Total synthesis of (–)-flueggenine C via an accelerated intermolecular Rauhut–Currier reaction
Sunkyu Han and Sangbin Jeon in the Department of Chemistry have recently reported the first total synthesis of dimeric securinega alkaloid (−)-flueggenine C via an accelerated intermolecular Rauhut−Currier (RC) reaction.
Despite numerous reports on the total synthesis of monomeric securinega alkaloids, the synthesis of dimeric securinegas whose monomeric units are linked by a putative enzymatic RC reaction has not been reported to date.
The research team has discovered that installation of a nucleophilic functional group at the γ-position of an enone greatly accelerates the rate of the diastereoselective intermolecular RC reaction. This finding enabled an efficient and selective formation of the dimeric intermediate which was further transformed to (−)-flueggenine C.
The total synthesis of natural products is a science of synthesizing secondary metabolites isolated from the living organisms in the laboratory through a series of planned and researched chemical reactions.
Each chemical reaction needs to be successful and well-orchestrated to produce the final target molecule.
For that reason, researchers working on natural product total synthesis are often called “molecular artists.”
Despite the numerous reports on total syntheses of monomeric securinegas, synthetic reports of dimeric securinegas whose monomeric units are connected by a putative enzymatic RC reaction have not been addressed by total synthesis.
The KAIST research team used a Rauhut-Currier (RC) reaction, a carbon-carbon bond forming reaction between two Michael acceptors first reported by Rauhut and Currier in 1963, to successfully synthesize the dimeric natural product, flueggenine C.
This features the first application of an intermolecular RC reaction in total synthesis.
The importance of this particular synthetic step should be more clearly described. The conventional intermolecular RC reaction had been driven non-selectively by a toxic nucleophilic catalyst at high temperature (reaction mixture heated over 150 °C) and by way of a highly concentrated reaction mixture.
Thus this method was never (successfully) applied to natural products total synthesis before.

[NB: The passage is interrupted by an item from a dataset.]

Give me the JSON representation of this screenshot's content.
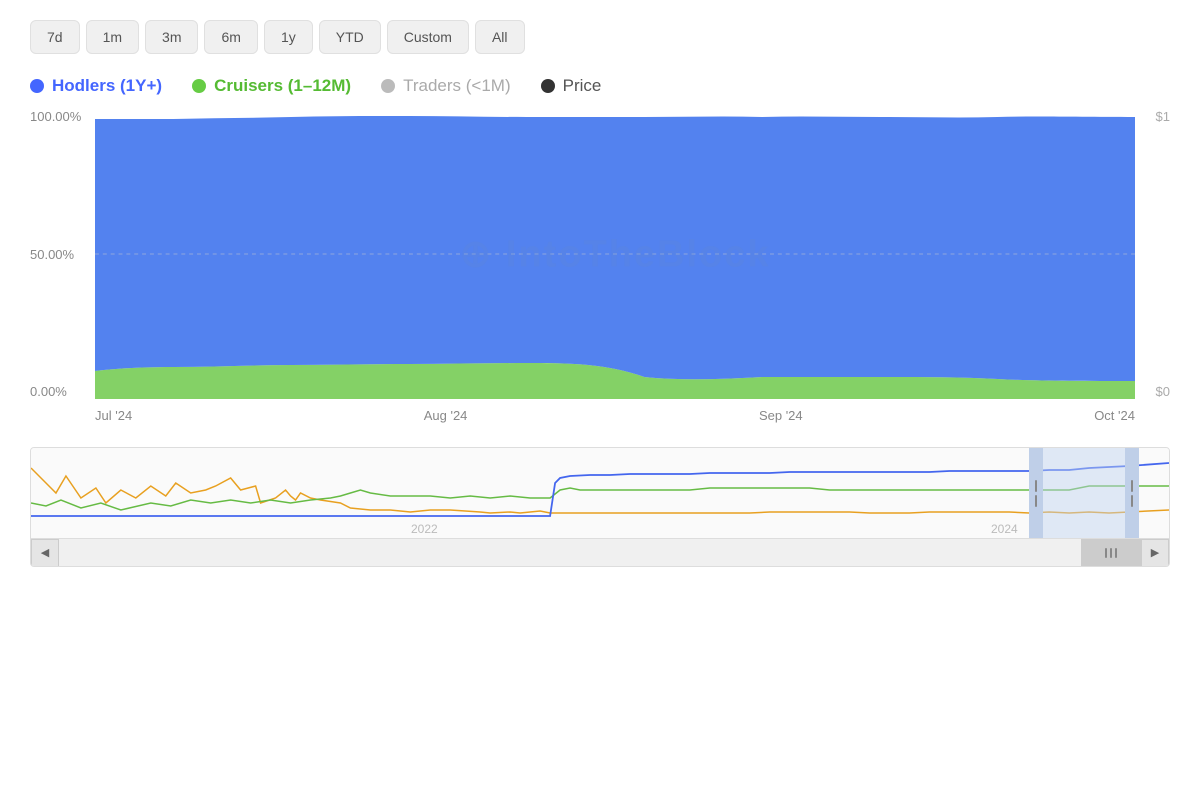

To solve this long-standing problem, the Han group at KAIST placed a nucleophilic moiety at the -position of the enone derivative.
As a result, the RC reaction could then be induced by simple addition of base at ambient temperature and in dilute solution without the need of additional measures such as the use of a nucleophilic catalyst.
Using this newly discovered reactivity, the team successfully synthesized the natural product (-)-flueggenine C from the commercially available amino acid derivative in 12 steps.
Reference : Sangbin Jeon, Sunkyu Han* J. Am. Chem. Soc. 2017, 139, 6302.